On Wednesday, we shall see the unveiling of Don Drummond’s recommendations for the repairing of Ontario’s finances. Quite frankly, I was a little surprised that Drummond Day was not set for February 14th and advertised as a set of tough love policies to highlight the uncompromising bond between Ontario’s leaders and its people but I suspect there is little humor at Queen’s Park these days.
The Premier has promised a “relentless attack” on the deficit but one wonders if there are echoes of the Duke of Plaza Toro in all this. If you recall the Duke: “In enterprise of martial kind, when there was any fighting, he led his regiment from behind -- he found it less exciting.” The fact is it is difficult to visualize Ontario’s education and health Premier leading an attack on the spending programs he has built up over the last decade. Yet given that he has repeatedly stated he will not raise taxes, he is left with the options of expenditure cuts or economies via transformation and restructuring of government.
Of course, if he is waiting for the Drummond report to show him the way he is bound to be disappointed. Many of the recommendations and suggestions have already been leaked. They make eminent sense. The real question is how to go about implementing them and it will be interesting to see what suggestions if any Don Drummond has here.
For example, universities can possibly save money by having professors teach more courses and Drummond has said as much in the media. Yet most Ontario universities have collective agreements with their faculty that specify teaching loads. Will the Ontario government pass legislation suspending those agreements? Will the Ontario government simply create new “teaching only” universities but which entail spending more money now to save money later? Or will the Ontario government simply cut grants to universities with guidelines as to how the cuts are to be distributed and to increase teaching loads? Yet, the grant stick has gotten weaker over the years. Ontario universities now only get about forty percent of their revenues from government grants. Will they be allowed to raise tuition more? And finally, how will Ontario reconcile its research and innovation agenda at universities with more teaching?

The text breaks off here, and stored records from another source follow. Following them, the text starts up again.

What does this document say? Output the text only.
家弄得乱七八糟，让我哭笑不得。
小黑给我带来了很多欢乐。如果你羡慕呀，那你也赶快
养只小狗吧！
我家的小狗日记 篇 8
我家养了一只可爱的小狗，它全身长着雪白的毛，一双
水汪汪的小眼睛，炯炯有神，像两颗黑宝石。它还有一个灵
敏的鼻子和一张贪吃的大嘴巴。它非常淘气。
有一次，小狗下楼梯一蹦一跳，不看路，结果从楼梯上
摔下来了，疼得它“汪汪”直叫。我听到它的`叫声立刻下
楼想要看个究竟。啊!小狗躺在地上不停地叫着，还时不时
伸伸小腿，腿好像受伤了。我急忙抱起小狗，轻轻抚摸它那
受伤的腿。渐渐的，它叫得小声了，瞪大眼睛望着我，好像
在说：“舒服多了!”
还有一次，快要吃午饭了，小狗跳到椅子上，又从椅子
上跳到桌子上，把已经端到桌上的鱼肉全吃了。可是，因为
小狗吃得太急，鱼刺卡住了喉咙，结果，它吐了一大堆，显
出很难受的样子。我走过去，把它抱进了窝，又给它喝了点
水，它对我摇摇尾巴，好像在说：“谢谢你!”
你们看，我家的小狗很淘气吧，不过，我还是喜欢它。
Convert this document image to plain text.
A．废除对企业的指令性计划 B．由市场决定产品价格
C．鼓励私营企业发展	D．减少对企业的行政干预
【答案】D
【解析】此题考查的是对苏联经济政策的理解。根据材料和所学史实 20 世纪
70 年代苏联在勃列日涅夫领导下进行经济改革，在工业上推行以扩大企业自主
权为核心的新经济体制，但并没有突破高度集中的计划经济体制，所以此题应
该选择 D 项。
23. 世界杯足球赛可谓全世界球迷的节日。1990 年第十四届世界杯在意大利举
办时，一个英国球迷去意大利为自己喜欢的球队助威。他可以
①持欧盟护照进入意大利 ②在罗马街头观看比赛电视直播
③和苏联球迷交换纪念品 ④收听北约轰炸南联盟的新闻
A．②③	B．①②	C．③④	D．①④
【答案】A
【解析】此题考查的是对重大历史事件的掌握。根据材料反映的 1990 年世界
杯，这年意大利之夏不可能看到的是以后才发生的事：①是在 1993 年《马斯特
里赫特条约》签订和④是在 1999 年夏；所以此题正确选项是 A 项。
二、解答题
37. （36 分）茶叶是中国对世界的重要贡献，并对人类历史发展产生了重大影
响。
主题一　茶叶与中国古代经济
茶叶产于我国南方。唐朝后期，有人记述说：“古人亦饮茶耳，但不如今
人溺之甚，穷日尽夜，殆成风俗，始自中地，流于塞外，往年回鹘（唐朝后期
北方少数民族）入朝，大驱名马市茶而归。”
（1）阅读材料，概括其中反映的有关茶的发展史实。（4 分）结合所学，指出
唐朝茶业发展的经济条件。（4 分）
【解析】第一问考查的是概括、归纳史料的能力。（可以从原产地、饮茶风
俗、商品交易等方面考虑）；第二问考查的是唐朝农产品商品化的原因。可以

How about health care? Can we transform its delivery by implementing electronic health records? Sadly, it has already been tried once via the E-Health approach and look where that got the government? How about more private-public partnerships to create efficient and innovative new service delivery? Have we not tried that with ORNGE in the case of transport medicine – and where are we now? How about efficiencies via regionalization in health care by dispersing more responsibilities to the Local Health Integration Networks? Interestingly enough, Alberta, one of the pioneers in regionalized health care delivery has gone back to a centralized model. One suspects it is easier to cut budgets when they are centralized.
In the end, there are really only three options for Ontario’s government after D-Day on Wednesday – raise taxes, cut spending or a linear combination thereof. While some of the recommendations Drummond makes may complement those three courses of action, there will be no miracle set of solutions.